Free Trade Deals With Korea, Panama and Colombia Hold Risk and Promise for U.S. Businesses
Pending free trade agreements with South Korea, Panama and Colombia could bolster certain sectors of the American economy, particularly manufacturing and agriculture, but a likely influx of foreign products could also undercut other sectors.
Congress overcame years of political discord in October when it passed the trade pacts in October, which were originally formulated under President George W. Bush and renegotiated by President Barack Obama. The deals divided the labor movement, with the United Automobile Workers breaking with other unions and offering decisive support, and drew criticism from liberal Democrats who said the agreements could cause job losses.
The agreement with Korea is likely to carry a far larger economic impact than those with Colombia and Panama, given their relatively small economies. American heavy equipment firms like Caterpillar, which already exports a substantial amount of machinery to the two countries, stand to benefit, as do agricultural firms. Robert Valencia, a researcher for the Council on Hemispheric Affairs, noted that the agreement is likely to spur infrastructure development that would encourage U.S. investment.
Eventually, the Colombian government will soon realize that as the Free Trade Agreement will enter in full swing, it'll be paramount to overhaul its infrastructure such as airports, seaports, railroads, and highway gridlock so that imports and exports can be transported and shipped at a lower cost, which will in turn spur competitiveness among other industries, Valencia wrote in an email. In order for this to happen, Colombia will have to rely upon technology and cutting-edge engines to carry out these projects, and these goods and services can be provided by U.S. companies.
An analysis by the International Trade Commission estimated that the pact with South Korea will boost Gross Domestic Product by about $10-$12 billion while having a small to negligible impact on employment, and Obama has praised the agreement as a job creator.

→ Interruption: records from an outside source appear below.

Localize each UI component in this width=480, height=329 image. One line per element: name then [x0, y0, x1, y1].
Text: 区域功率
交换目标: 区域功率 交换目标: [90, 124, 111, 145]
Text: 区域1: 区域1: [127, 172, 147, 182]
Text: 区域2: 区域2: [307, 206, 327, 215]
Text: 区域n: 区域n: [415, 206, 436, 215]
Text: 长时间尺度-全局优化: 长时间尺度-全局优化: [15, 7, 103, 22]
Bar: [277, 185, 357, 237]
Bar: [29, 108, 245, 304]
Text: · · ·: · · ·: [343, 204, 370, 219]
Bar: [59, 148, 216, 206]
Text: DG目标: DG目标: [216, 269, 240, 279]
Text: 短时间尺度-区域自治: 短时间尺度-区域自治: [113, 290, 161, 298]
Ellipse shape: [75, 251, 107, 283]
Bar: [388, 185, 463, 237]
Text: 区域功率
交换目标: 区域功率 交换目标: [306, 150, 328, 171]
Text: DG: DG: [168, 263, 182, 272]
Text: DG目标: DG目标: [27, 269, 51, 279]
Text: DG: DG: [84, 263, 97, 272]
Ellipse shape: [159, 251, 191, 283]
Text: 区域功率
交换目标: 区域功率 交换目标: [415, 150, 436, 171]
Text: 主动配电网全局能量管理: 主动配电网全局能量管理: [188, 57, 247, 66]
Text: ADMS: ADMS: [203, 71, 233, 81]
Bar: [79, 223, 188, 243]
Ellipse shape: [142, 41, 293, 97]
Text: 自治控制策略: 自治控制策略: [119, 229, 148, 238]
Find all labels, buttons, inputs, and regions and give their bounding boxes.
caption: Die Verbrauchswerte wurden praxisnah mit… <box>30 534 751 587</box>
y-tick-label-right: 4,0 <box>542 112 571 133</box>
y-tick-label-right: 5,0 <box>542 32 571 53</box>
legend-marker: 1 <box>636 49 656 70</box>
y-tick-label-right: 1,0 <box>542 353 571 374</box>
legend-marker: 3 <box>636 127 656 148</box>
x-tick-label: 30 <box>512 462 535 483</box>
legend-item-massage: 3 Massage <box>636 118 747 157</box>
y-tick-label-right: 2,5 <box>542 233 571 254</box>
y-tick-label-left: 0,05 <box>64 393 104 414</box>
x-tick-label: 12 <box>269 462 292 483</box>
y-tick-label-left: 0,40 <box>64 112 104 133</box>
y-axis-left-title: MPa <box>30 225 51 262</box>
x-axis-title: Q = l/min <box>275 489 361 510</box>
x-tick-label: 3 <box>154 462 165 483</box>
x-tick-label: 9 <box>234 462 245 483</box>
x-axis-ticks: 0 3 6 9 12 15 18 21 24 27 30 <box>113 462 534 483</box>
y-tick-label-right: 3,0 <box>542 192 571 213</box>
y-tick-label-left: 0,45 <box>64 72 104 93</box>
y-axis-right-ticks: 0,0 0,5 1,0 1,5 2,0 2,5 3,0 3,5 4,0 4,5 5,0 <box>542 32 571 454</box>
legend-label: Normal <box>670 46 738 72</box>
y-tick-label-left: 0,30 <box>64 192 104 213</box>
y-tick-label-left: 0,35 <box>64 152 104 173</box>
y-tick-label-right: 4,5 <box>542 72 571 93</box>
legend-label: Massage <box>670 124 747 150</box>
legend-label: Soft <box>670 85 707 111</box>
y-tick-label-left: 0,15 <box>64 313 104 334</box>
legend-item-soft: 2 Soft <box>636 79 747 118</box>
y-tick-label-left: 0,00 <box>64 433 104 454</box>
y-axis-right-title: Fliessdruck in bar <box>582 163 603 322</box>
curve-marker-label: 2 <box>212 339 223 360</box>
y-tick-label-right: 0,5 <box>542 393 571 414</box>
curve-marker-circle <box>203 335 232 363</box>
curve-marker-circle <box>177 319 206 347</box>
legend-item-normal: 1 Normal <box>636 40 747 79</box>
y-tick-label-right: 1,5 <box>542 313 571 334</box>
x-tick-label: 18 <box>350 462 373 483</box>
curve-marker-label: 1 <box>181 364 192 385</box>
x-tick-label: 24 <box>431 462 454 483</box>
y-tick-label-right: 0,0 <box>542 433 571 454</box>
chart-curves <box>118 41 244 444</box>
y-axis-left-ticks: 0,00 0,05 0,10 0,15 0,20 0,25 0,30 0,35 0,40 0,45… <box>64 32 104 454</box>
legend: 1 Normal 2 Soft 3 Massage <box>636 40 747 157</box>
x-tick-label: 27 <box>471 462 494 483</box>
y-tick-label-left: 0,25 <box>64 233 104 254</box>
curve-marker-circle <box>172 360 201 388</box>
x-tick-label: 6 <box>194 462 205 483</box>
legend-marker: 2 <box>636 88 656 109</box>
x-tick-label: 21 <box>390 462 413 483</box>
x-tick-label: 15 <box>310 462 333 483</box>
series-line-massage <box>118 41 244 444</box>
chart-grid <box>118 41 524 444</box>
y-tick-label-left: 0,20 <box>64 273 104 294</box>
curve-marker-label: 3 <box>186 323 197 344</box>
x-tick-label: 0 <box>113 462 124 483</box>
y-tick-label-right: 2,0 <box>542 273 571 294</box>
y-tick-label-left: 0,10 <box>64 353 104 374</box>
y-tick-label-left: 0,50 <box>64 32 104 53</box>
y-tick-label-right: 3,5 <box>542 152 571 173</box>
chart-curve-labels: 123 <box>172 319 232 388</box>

But critics argue that the gains U.S. companies register in exports will be eclipsed by an increase in imports, something that could exacerbate a trade imbalance and lead to the elimination of American jobs. Electronic equipment companies and the already beleaguered textile and garment manufacturing industry are expected to suffer job losses.
What the administration did as well as a lot folks in the Senate and some of the corporate lobby folks was the look at just the export side of the equation and say they expect a certain number of jobs to be created for every increase in exports, said Todd Tucker, research director of Public Citizen's Global Trade Watch. If you did a little more honest accounting and looked at the import side you would have to conclude there would be a net loss of jobs.
Conversely, the agricultural industry stands to benefit - Korea was the fifth largest recipient of U.S. agricultural imports in 2010, purchasing some $5.3 billion worth. The possibility of the South Korean agricultural sector being overwhelmed by American goods has prompted furious protests in South Korea and ignited debate in the legislature, where some lawmakers are trying to block the agreement from taking effect.
It is less clear how the automotive industry will fare. The United Automobile Workers Union lent its support to the trade agreements after securing a measure to leave in place tariffs intended to guard against imported Korean cars inundating the market. But there is scant demand for American cars in South Korea, where smaller and more fuel-efficient Korean cars predominate, and some observers believe the trade agreement could worsen an already massive trade imbalance that saw South Korea exporting nearly 500,000 cars to the U.S. in 2010, with just 7,500 American-made vehicles flowing the other way.
There's a lot of symbolism which far exceeds the substance, the reason being that at this stage the U.S. does not make very many auto products which are competitive in the Korean market, said Gary Hufbauer, a senior researcher at the Peterson Institute for International Economics. I think the payoff to the auto industry is if our industry really comes up with quite nifty projects, for example in the green energy or hybrid arena, there's where I can see the big payoff down the line.
The deal could also ease restrictions on financial services. For example, South Korea instituted stringent capital controls to help stabilize its economy, but under the agreement that mechanism is banned.
The bigger impact is not so much what will happen on cross border financial services flows but more what kinds of regulations will be removed, regulations that quite frankly have little to do with trade, Tucker said. That may serve Wall Street in the short term but it's not clear those serve either economy's long-term interests.